Petite et d’inspiration japonisante, blanche, avec toiture, corniches et cadres autour des fenêtres et des portes de couleur Mocha Mousse PANTONE-17-1230, encerclée de tiges de bambous : super jolie. Vacante dans l’attente de la suite, cadenassée et laissée un peu à l’abandon, avec de petites inscriptions en hommage à son célèbre occupant des années 1992-1993, somme toute subtiles et respectueuses.

On a baissé le ton, on s’est approchés. Il y avait sur un muret qui menait à la cour où Kurt avait dû décompresser avec Courtney une courge blanche, genre de citrouille écrasée, à moitié rongée, symbole très grunge à mes yeux. On s’est assis sur le balcon sous un arbre fruitier, j’ai mis une toune de Nirvana, pas trop fort pour ne pas déranger les voisins, c’était Come as You Are il me semble. Mon fiancé a fumé une cigarette. Moi, j’ai levé les yeux… et c’est là que je les ai aperçues ! Nombreuses, abondantes, oubliées : des clémentines dans leur arbre.
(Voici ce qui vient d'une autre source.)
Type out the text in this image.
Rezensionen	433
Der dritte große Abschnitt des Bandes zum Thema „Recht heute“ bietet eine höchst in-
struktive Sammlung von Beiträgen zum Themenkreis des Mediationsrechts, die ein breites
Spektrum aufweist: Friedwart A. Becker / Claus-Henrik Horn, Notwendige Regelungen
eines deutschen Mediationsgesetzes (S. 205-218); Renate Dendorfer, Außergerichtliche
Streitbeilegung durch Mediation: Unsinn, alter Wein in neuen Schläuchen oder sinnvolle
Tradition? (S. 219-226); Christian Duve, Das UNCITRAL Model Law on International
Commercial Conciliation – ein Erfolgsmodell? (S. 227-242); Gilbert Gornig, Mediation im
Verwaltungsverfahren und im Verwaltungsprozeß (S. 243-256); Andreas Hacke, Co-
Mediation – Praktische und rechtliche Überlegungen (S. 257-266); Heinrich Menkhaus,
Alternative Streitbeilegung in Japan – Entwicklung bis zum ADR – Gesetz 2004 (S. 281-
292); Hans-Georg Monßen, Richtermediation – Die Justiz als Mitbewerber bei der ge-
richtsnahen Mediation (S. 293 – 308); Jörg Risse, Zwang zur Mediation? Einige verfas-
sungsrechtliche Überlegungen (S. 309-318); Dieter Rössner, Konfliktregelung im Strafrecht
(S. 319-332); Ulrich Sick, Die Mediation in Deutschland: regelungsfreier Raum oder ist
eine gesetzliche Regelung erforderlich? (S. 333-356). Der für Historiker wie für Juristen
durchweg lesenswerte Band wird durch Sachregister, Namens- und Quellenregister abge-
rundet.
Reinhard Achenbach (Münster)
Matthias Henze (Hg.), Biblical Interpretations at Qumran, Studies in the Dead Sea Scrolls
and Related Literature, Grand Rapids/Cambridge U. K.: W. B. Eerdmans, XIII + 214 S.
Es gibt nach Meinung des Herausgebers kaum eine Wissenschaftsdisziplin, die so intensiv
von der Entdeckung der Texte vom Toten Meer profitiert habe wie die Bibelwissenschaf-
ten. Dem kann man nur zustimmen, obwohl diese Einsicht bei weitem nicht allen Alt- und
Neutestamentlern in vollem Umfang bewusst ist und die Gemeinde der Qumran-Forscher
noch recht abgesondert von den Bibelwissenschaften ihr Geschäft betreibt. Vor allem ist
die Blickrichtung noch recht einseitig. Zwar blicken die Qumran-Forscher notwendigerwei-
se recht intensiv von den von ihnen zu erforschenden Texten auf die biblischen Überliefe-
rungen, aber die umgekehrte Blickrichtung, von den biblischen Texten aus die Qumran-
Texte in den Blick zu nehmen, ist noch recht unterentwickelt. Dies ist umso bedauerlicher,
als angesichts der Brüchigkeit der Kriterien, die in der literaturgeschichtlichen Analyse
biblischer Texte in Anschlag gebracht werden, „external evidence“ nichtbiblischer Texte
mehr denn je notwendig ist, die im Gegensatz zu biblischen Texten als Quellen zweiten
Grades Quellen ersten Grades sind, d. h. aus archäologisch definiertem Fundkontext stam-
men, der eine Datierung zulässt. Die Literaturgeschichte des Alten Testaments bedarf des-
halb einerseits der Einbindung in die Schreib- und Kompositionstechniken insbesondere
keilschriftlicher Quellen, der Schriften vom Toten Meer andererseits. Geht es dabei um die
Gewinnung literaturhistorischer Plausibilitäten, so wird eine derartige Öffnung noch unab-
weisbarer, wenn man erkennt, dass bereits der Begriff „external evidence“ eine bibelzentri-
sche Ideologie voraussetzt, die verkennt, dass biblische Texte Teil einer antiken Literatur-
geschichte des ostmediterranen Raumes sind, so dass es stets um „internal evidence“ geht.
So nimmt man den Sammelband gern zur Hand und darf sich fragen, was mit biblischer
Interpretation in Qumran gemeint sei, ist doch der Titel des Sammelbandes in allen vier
Alors, j’en ai cueilli une et je l’ai épluchée. Très juteuse, collante, un peu molle. Religieusement, j’ai déposé un quartier sur ma langue. Goûter cette saveur-là — étrange, qui contente puis fait grimacer — est peut-être le plus près que je me serai jamais approchée de mon idole. C’était à la fois sucré et acide, doux, mais revêche : à l’image de la musique de Nirvana.

Ce texte fait partie de notre section Opinion, qui favorise une pluralité des voix et des idées. Il s’agit d’une chronique et, à ce titre, elle reflète les valeurs et la position de son auteur et pas nécessairement celles du Devoir.